The film opens with a dream sequence where the titular character (played by Mrigakshi) requests a fairy to help her find a playmate. Tora resides with her parents at the remote end of her village. Surrounded by adults, she has no one to play with. Her wish comes true when their neighbour’s cow births a calf. The little girl finds the friend she had been pining for in the young calf, who she lovingly names Mon. She sings to him, feeds him, and looks out for Mon’s well being all the time. Mon, too, is deeply attached to Tora and follows her around as they play and flit about in the fields.
When their families get into a squabble over a piece of land, Tora is forced to cut ties with Mon. However, she is determined to not let the strained adult dynamics affect her friendship.
Tora is written and directed by internationally acclaimed filmmaker, Jahnu Barua, known for his rich and sensitive portrayal of emotions and relationships. While the dominant theme of the movie is the endearing bond between a human child and a calf, the ancillary plot of human conflict over land and boundaries could well be signalling Assam’s strife stricken history.
The filmmaker’s deep association to his homeland has always reflected in his movies and Tora is no different. The landscapes and social milieu of rural Assam unfolds in an unhurried pace — much like the world it is set in. Tora’s family’s everyday ordinariness is a window into this world. We see Tora’s mother finishing her domestic duties and using her spare time to work on the loom, her father running a shop and also preparing their patch of land for farming — a life of tasks, routine and hard work.
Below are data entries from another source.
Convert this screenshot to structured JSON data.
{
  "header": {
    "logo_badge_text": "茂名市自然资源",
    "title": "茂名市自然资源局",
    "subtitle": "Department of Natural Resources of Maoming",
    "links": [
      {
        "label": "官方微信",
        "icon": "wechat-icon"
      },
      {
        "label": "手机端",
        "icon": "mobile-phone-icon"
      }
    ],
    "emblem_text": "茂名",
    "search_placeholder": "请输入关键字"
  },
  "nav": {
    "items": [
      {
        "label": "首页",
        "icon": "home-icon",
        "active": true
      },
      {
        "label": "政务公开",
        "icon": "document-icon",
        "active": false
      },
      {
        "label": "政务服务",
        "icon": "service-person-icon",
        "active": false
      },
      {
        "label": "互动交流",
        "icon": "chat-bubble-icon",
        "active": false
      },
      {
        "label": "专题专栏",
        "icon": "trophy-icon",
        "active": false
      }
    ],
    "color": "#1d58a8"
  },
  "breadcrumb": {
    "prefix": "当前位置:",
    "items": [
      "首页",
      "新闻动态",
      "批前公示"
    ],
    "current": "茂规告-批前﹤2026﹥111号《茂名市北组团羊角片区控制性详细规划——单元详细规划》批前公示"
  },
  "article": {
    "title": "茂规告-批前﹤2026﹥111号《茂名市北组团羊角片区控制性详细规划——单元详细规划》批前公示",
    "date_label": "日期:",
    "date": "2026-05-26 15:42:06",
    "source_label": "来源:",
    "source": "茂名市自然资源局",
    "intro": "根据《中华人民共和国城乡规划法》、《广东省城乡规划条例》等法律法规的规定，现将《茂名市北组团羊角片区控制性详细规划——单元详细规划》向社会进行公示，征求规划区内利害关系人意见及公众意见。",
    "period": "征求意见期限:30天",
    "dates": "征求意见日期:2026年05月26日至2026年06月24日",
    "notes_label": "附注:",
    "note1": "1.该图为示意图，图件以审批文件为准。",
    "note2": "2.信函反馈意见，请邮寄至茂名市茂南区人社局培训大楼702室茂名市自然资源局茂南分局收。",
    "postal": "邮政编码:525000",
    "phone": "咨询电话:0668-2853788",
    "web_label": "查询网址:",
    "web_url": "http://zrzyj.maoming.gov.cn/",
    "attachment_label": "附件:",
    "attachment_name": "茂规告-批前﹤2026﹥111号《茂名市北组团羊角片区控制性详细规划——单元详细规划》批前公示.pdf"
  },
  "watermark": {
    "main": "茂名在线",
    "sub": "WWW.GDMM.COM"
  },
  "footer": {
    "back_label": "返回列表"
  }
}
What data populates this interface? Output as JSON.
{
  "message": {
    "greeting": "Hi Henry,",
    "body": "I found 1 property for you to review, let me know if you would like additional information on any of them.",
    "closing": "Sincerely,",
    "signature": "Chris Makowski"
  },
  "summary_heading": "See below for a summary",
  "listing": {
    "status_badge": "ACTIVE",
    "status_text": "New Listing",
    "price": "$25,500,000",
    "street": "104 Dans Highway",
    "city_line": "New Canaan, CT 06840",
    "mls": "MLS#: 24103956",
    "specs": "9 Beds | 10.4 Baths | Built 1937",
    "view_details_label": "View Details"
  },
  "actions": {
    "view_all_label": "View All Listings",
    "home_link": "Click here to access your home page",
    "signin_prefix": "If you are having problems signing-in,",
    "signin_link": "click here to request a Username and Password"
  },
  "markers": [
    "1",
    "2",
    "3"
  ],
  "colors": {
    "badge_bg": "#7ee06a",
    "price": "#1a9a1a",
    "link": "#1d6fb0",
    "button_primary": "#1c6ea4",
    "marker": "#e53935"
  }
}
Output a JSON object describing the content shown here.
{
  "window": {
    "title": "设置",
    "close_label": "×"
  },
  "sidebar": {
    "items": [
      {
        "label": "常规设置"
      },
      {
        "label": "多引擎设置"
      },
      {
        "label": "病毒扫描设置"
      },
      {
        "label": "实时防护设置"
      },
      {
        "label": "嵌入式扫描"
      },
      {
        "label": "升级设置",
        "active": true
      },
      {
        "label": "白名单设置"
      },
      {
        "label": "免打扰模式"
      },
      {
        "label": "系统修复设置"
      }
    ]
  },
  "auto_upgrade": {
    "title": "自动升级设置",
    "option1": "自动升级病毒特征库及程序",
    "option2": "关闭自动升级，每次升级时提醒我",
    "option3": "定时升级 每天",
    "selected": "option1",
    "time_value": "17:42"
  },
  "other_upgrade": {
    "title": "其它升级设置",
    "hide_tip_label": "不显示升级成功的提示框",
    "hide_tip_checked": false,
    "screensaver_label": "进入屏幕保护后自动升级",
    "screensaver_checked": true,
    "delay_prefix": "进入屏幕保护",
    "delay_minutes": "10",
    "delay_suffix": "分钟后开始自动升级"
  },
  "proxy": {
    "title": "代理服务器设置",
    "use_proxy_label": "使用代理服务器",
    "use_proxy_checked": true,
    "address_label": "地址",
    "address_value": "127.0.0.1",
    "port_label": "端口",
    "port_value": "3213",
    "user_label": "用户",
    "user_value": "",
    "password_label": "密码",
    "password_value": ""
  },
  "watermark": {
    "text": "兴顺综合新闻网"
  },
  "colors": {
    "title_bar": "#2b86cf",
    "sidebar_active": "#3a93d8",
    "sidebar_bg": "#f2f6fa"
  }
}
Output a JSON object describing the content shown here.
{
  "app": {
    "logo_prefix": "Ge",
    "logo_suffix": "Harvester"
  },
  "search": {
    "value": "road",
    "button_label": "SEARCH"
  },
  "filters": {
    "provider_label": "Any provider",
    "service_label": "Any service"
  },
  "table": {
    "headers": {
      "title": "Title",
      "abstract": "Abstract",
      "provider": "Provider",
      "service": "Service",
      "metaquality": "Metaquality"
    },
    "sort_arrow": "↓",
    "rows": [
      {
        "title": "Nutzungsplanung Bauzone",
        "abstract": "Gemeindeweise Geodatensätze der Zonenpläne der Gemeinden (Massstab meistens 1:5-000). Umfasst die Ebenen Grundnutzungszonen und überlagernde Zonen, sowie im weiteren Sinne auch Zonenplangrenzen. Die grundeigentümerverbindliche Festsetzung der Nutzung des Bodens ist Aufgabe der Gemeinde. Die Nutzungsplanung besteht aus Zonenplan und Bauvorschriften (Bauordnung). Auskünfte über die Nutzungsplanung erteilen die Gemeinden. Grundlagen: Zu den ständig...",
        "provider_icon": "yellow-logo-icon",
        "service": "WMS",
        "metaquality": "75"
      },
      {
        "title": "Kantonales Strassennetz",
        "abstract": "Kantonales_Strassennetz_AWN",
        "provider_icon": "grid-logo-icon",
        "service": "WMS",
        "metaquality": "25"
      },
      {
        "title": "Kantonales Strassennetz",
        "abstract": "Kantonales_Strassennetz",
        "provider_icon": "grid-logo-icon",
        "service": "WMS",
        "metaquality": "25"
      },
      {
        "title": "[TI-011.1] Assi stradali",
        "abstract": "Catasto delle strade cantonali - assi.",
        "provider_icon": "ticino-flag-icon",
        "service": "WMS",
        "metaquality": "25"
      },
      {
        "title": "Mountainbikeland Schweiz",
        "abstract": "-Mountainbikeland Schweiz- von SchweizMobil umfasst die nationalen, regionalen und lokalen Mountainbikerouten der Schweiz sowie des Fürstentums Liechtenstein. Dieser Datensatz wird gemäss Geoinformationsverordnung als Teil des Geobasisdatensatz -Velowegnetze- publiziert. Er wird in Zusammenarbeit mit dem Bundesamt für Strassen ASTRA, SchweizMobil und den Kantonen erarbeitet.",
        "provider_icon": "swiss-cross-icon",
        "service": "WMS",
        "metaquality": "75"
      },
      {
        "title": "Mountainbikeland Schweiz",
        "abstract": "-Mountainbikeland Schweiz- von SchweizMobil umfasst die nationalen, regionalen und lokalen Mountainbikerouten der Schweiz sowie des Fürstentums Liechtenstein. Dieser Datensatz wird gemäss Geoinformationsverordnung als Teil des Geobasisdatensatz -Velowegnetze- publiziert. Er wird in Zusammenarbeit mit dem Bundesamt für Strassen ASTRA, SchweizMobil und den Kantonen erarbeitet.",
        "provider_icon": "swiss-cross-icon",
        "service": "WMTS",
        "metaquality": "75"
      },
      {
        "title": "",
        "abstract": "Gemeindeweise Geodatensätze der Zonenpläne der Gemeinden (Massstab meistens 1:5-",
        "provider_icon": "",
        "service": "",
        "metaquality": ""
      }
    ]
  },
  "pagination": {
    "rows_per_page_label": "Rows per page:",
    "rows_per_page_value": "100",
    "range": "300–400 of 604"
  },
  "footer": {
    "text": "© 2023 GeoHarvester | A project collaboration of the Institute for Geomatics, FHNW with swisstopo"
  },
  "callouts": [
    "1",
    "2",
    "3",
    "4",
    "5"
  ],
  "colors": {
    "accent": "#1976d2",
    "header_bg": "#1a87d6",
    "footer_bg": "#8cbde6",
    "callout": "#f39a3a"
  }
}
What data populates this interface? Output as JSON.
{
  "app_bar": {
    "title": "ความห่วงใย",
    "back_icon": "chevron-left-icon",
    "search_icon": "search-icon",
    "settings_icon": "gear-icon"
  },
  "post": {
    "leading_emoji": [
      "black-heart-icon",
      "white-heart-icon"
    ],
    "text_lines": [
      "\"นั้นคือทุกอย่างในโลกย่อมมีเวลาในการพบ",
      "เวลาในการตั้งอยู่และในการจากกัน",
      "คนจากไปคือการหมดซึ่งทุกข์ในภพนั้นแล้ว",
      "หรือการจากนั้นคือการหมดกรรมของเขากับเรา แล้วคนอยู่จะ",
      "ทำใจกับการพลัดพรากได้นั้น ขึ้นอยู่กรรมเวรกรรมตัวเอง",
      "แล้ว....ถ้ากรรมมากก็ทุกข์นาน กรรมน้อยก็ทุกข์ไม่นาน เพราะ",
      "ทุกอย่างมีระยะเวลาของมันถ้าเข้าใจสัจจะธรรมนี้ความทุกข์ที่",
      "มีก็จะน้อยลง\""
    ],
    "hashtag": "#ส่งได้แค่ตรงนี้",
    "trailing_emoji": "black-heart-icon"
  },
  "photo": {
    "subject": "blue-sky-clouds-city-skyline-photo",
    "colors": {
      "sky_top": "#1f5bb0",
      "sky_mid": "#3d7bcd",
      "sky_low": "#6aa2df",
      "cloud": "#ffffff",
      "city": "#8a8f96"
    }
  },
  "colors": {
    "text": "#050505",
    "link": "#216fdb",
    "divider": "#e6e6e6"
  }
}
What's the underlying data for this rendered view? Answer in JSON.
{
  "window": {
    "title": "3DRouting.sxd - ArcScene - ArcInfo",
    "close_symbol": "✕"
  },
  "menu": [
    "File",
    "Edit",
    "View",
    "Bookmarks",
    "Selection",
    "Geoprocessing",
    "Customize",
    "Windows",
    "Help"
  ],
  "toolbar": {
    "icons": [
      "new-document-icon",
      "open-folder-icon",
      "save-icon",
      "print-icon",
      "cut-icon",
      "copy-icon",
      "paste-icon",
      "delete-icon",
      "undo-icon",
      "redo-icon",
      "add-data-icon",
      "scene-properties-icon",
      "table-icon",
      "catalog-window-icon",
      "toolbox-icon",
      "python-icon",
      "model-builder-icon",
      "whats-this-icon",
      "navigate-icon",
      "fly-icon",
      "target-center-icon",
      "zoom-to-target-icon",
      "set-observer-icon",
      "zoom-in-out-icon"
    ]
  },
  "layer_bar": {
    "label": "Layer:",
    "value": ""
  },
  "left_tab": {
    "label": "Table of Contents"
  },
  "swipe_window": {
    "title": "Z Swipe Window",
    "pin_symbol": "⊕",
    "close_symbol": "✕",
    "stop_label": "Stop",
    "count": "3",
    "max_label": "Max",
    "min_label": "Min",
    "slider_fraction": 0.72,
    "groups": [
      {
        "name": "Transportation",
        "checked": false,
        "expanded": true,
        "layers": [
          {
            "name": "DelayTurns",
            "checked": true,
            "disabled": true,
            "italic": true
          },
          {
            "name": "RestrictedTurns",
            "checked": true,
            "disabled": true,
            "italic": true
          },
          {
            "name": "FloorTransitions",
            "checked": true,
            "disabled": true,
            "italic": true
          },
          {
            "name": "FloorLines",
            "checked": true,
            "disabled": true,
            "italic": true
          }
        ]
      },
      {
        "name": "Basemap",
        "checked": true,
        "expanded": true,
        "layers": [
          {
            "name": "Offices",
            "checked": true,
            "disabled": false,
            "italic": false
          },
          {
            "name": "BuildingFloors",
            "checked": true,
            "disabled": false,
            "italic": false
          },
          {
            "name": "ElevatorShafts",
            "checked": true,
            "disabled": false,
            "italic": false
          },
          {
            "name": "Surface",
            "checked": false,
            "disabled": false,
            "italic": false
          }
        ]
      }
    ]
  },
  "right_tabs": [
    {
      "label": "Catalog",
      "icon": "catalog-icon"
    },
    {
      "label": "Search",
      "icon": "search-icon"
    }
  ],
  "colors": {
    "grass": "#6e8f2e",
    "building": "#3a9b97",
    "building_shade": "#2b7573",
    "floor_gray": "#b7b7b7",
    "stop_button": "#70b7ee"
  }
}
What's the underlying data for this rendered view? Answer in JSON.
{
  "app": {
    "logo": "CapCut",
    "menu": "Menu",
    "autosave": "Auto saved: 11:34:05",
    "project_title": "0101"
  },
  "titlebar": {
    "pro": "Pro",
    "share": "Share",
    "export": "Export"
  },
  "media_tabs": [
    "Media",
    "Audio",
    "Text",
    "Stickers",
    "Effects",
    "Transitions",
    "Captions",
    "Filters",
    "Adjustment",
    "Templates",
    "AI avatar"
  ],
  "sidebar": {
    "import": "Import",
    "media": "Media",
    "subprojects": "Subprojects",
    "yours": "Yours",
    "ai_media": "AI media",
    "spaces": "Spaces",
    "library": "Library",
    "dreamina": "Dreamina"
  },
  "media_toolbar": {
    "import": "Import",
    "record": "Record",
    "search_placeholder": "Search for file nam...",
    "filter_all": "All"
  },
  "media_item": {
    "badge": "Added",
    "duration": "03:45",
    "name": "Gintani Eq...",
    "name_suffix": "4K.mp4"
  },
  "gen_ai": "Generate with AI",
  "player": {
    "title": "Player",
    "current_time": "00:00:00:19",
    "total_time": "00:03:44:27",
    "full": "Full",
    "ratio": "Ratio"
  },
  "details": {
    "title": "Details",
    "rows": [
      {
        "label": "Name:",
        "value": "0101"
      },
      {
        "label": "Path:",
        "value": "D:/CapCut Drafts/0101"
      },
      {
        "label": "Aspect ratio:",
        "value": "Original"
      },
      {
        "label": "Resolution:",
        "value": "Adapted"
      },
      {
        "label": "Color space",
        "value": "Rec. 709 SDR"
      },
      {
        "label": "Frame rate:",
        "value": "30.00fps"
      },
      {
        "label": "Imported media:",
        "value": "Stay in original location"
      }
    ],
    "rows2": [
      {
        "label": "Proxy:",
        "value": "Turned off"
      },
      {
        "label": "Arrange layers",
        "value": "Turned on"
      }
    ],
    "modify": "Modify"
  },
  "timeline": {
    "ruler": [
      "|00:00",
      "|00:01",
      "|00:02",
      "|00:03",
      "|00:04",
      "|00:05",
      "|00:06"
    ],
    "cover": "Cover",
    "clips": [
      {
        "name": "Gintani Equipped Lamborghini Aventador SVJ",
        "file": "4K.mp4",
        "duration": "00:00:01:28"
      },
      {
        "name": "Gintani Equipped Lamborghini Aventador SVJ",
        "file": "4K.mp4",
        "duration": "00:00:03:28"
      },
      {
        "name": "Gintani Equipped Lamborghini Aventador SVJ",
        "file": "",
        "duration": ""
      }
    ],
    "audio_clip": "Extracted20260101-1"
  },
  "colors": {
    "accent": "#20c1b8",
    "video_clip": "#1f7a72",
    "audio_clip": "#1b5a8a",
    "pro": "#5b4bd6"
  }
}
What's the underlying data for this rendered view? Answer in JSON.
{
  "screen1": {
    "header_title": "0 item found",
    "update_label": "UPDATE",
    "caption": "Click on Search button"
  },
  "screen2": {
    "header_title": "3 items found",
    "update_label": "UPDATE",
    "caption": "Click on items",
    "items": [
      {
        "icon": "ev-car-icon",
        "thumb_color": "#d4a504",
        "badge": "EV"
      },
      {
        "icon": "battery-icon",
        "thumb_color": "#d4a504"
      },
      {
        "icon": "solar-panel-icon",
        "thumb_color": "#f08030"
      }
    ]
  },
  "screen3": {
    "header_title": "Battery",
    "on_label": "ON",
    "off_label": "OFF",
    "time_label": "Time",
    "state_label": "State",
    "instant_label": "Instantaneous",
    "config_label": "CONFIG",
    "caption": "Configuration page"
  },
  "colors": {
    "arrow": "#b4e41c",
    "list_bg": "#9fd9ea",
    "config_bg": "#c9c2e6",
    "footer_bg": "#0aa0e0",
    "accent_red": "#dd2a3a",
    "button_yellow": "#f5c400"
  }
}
Jahnu Barua’s cinema is gentle, empathetic, and his characters greatly relatable. Through Tora the director tries to view the world and tackle situations that seem significant to a seven-year-old. Like Tora worrying about Mon’s diet when she sees the cow being milked or her reason for disliking a neighbour simply being he asks her arithmetic questions all the time.
A child’s mind is simple and at times it is simplicity that corrects complications.